25.

4K 244 13
                                    

Przez ostatnie dni nie chciałam analizować tego co działo się w środę. Nie miałam na to nerwów, a na pewno nie miałam na to czasu. Chociaż może sobie to wmawiałam. W prawdzie musiałam napisać sprawdzian z geografii, ale to nie było jakieś trudne i aż tak czasochłonne. Najważniejsze teraz był dla mnie taniec. Tak. W sobotę odbywał się konkurs, a ja musiałam się na nim skupić. Dlatego na sali treningowej przebywałam dłużej niż inni. To po prostu mi pomagało. W czwartek spędziłam tam prawie cały dzień. Musiałam odreagować po tym jak Naomi opowiadała o ich grupowej randce. Rrrrrr....Spokojnie Alex.- uspokajałam się w duchu. Chociaż wiedziałam, że sama nie jestem bez winy.- Właściwie to jesteś trochę sama sobie winna.- usłyszałam głos w mojej głowie. Koniec. Nie mogę o tym myśleć. Właśnie stałam za kulisami i się rozciągałam. Zaraz miała wystąpić moja grupa. Strasznie się denerwowałam, ponieważ miałam pewien wkład w choreografię, a do tego można powiedzieć grałam w niej pierwsze skrzypce. Ręce mi się trzęsły, a oczy szczypały od łez. Nie mogłam się rozpłakać. Po pierwsze dlatego, że wyszłabym chyba na naprawdę rozhisteryzowaną, a po drugie dlatego, że nie mogłam zepsuć makijażu, nad którym pracowała Kate. Ona i Chloe przyszły razem z chłopakami by nam kibicować. Oczywiście do Jessici przyszedł Harry, a mnie odwiedził Kyle. Długo się zastanawiałam nad napisaniem do niego, ale w końcu pomyślałam raz kozi śmierć i to zrobiłam. Jednak z myślą, że na widowni są moi znajomi denerwowałam się jeszcze bardziej.
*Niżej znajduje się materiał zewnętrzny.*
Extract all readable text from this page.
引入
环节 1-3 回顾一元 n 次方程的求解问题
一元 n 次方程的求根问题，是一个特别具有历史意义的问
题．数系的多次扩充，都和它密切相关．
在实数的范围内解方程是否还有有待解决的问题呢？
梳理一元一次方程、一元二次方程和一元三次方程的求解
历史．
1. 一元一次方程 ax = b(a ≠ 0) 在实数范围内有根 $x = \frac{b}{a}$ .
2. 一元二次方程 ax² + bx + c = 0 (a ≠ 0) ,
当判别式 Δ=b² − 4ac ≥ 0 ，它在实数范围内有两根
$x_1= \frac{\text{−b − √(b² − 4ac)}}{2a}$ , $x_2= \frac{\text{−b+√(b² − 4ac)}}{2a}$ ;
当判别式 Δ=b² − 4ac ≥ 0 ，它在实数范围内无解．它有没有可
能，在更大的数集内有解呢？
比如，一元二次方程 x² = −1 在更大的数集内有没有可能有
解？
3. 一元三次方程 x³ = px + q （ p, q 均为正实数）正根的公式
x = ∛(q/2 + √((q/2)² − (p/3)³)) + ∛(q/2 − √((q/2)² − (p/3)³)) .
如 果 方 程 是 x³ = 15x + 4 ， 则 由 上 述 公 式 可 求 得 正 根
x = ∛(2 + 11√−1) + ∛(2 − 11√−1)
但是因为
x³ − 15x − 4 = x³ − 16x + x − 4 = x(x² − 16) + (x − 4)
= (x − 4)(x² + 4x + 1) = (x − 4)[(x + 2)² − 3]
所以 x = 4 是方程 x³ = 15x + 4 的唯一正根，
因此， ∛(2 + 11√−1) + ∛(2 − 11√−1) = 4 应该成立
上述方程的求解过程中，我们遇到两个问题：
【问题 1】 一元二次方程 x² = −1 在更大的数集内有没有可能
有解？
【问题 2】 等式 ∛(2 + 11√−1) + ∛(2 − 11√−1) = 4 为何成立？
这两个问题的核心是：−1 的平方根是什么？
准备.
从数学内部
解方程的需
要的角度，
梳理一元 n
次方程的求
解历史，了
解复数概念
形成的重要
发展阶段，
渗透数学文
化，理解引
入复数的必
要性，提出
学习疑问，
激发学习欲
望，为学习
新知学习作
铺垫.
-Ai wszystko będzie dobrze.- Jessi wzięła moje ręce bym się uspokoiła.- Jesteś świetną tancerką, a to jest świetna choreografia i zatańczysz ją najlepiej jak potrafisz.

-Yhy..- jedynie wymamrotałam.

-Alex, misiek koniec tego strachu rozumiesz. Damy radę.- powiedziała i mocno mnie przytuliła. Po chwili dołączyła się reszta drużyny, ale szybko się od siebie oderwaliśmy, ponieważ nas wyczytali.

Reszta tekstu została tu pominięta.